Asda is going to put more staff on checkouts after admitting it has reached a limit with self-service tills.
The supermarket said while self-checkouts work well for customers, it wants to invest additional hours into having manned checkouts.
It claimed that the decision was not about shoppers’ preference for a human to help them rather than a machine.
But other retailers, such as northern supermarket chain Booths, have axed almost all self-service tills.
It said when it took the decision late last year that “we believe colleagues serving customers delivers a better customer experience”.
Supermarket shoppers have previously told the BBC about their issues with self-service tills.
“I am severely sight impaired – registered blind – so, self service tills are a non-starter,” Pennie Orger said. “My guide dog is clever, but not that clever.”
The tills can also be an issue for deaf shoppers who can’t rely on the self-checkouts verbal instructions.
Balancing act
Michael Gleeson, Asda’s chief financial officer, said that a threshold had been reached in terms of how many self-checkouts it feels works well.

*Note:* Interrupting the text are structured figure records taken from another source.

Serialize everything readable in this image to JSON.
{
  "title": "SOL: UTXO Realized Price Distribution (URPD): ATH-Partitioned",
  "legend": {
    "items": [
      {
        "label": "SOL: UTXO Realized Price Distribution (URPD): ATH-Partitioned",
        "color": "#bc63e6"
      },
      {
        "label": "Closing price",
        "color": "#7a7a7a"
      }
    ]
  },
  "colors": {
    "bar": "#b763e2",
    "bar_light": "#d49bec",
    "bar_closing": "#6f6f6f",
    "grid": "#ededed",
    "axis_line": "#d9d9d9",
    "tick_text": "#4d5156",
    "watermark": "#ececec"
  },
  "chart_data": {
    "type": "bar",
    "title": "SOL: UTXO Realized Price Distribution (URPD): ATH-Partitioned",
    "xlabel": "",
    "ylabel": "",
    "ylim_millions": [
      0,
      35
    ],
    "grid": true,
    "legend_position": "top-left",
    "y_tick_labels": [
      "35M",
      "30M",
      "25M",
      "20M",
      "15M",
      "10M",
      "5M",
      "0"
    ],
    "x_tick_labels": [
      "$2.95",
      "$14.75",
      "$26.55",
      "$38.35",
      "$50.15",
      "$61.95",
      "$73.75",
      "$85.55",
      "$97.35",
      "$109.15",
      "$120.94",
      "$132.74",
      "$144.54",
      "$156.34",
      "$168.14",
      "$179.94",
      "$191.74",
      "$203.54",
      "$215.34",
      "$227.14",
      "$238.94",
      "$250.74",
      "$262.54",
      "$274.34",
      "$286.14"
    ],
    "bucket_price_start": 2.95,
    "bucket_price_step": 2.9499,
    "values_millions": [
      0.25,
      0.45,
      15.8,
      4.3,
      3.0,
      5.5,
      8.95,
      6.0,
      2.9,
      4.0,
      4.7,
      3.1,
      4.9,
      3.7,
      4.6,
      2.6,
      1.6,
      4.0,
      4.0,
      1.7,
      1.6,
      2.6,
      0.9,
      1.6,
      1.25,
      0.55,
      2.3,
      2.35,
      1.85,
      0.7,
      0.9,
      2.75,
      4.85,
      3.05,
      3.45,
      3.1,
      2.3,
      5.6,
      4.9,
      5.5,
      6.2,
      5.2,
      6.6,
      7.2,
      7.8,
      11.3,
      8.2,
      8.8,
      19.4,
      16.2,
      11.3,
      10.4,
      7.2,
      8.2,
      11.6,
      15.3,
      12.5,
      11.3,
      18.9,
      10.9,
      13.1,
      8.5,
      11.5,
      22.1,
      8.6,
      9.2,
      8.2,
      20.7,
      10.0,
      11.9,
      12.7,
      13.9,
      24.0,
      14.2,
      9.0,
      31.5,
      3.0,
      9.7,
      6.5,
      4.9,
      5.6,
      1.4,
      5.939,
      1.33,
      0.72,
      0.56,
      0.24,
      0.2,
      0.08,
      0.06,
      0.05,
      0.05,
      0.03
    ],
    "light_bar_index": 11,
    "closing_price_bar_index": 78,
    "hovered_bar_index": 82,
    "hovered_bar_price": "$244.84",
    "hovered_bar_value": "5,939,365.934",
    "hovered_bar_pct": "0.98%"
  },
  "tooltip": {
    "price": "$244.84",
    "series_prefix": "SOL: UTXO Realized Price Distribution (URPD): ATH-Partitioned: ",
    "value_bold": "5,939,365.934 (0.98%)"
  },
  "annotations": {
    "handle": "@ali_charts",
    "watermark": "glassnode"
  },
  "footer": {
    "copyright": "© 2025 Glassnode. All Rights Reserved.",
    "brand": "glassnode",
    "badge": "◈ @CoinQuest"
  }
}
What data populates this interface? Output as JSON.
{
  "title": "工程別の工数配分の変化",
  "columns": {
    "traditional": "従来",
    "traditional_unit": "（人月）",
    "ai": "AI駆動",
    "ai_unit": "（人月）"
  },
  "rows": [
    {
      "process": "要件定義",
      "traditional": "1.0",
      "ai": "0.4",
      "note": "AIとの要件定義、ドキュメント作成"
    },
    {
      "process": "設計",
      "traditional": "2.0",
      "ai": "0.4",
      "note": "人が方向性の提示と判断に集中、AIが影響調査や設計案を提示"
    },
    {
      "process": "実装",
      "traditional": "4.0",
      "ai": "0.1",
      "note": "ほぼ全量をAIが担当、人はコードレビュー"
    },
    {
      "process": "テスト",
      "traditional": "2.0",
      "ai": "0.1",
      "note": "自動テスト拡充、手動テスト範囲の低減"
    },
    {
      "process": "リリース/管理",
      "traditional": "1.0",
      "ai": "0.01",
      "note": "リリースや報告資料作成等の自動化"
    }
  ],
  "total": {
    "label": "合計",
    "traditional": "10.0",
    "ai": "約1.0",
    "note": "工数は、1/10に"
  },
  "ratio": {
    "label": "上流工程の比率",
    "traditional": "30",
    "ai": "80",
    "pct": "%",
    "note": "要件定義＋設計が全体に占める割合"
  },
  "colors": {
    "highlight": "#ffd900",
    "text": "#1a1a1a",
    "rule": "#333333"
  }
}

“I think we have reached a level of self-checkouts and scan and go where we feel that works best for our customers, and we feel we’ve got the balance just about right.
“We have invested additional hours in manned checkouts and that’s been within the existing physical infrastructure [of the stores],” he said.
He added that the move was not about more checkouts but about “more colleagues on checkouts”.
Staff will be added to tills over the rest of the year, said Asda, adding that an increased staff presence was not related to shoplifting.
Last year, shoplifting in England and Wales hit the highest level for 20 years.
Shoplifting offences recorded by police reached 430,000, according to the Office for National Statistics.
The origin of the self-service checkout began with the invention of the automated teller machine in 1967.
A few decades later, the self-service till was invented by David Humble who had been inspired by standing in a long grocery checkout line in south Florida in 1984.
The tills became popular in the 1990s and by 2013, there were more than 200,000 in stores around the world. Numbers hit 325,000 by 2021.
In UK supermarkets alone, there are about 80,000 self-service tills, according to data from RBR Data Services, up from 53,000 five years ago.